Och Aye the Pool. A taste of summer at Gourock
It’s a perfect Sunday morning and I am floating free; free as the gulls above as they drift upon the sea breeze.
Welcome, dear reader, to the Lido in sunny Gourock.
The Gourock Lido??
Yes, Gourock, near Glasgow. On the upper firth of Clyde, or is that River Clyde? I know, it doesn’t sound attractive; an outdoor swimming pool in Scotland, filled with water from the River Clyde. Let’s just say when there’s talk of the Clyde it’s not usually of salmon leaping out of fresh water. In fact when I told family members from Glasgow we were going swimming in the Gourock Outdoor Pool, they just laughed and wished us luck.

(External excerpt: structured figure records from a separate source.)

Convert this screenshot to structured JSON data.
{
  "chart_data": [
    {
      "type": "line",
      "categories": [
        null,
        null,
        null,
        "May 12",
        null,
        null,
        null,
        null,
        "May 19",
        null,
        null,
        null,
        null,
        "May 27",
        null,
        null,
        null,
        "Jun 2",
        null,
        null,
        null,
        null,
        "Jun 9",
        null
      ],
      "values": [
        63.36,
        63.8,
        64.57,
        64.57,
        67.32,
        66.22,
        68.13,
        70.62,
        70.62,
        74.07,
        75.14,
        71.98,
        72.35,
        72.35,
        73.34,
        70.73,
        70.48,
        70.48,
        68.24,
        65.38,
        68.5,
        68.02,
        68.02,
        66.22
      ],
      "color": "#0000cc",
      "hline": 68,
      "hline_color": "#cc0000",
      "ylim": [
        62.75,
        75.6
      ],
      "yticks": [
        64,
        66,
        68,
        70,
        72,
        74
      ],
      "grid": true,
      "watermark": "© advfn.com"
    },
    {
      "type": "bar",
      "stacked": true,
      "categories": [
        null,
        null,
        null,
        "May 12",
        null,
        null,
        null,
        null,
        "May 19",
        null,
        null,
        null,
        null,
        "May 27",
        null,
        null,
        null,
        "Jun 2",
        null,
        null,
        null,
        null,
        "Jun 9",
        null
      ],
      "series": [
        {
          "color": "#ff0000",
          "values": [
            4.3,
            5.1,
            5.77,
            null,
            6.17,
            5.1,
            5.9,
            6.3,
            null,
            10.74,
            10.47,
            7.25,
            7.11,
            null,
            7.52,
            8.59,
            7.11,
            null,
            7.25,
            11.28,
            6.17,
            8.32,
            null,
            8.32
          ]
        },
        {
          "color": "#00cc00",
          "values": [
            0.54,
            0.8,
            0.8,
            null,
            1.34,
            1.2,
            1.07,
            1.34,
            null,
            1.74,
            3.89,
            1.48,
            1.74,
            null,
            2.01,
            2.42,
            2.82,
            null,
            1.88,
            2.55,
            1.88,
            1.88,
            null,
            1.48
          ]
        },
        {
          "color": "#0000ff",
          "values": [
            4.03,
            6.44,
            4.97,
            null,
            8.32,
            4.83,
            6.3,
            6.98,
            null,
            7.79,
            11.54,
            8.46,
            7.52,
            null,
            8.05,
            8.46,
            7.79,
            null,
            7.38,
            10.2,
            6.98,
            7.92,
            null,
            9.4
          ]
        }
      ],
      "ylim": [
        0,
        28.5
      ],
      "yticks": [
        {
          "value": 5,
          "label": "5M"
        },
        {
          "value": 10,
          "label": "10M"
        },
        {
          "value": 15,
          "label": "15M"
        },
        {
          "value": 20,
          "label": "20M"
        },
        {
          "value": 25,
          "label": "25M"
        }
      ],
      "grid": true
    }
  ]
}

The Gourock pool is no laughing matter
Well, we got lucky and now we’re laughing. In fresh salty water, under a Sunday sun. The water is clean, filtered and heated to a Mediterranean minimum of 29 degrees. That’s Centigrade you know. It’s a kind of Scottish miracle. And it’s better than Lorne sausage, deep fried mars bars and Irn Bru.
One of only two heated outdoor pools in Scotland
The Gourock Pool is one of only two heated outdoor pools left in Scotland (the other is in Stonehaven), and it’s been here for over 100 years. The original pool opened in 1909. Back then it was cold, tidal and had a sandy floor but not now. Heating was added in 1969 and now a 2010 £1.8m refurbishment has the place thoroughly updated with new changing facilities, a gym overlooking the river, a children’s pool and sun terrace. Yes, a sun terrace. In Scotland. I bet there were critics when the council announced that investment, but you won’t find them around this morning. Unless they are sunbathing quietly in a corner.
Mind you this isn’t just a fair-weather attraction. It’s open whatever the weather, well apart from thunderstorms. And the changing weather adds drama to the view from the poolside, out across the Clyde to Loch Long and beyond to the Loch Lomond and Trossachs National Park. Today with the bunting beating lightly in the wind it’s certainly warmer in the pool than out and there’s a bit of dashing for the changing rooms, but no-one seems to mind. After all, the sun is out.
Something for everyone
Judging by crowd the spruced up pool is proving popular with the local community. Poolside a group of lycra clad triathletes arrive, swapping bikes for trunks as they train for the Inverclyde Triathlon, hosted by the Pool in August. Meanwhile in the fast lane, there are people clocking up lengths for the Tom and Gerry challenge, trying to get ahead on the leader board of the Pool’s summer long race to swim 45 miles or 2100 lengths before the summer ends.
But it’s not all about swimming for sport nuts. The pool has a sense of fun too with regular midnight swims, kayaking lessons, pool parties, inflatable fun sessions and water polo. You can tell by the mix of people in the water that the place has wide appeal; with silvery Nans chatting in the deep end, kids splashing in the shallows, spectacled pensioners swimming slowly between the two, while local dudes hang loose in surf shorts and sunnies.
It’s salty, very salty
My kids aren’t that impressed though. “Eughh, this water’s really, really salty,” complains Hannah as she downs another mouthful. “I want to get out.”
But I won’t have this rare Scottish Sunday treat cut short.
I give her a towel and a pound and carry on floating.
“Aren’t you getting out? ” she asks.
“No. Go and get dressed then buy yourself an Irn Bru to take the taste away” I tell her.
“What’s Irn Bru?”
“Something Scottish to take the taste away”.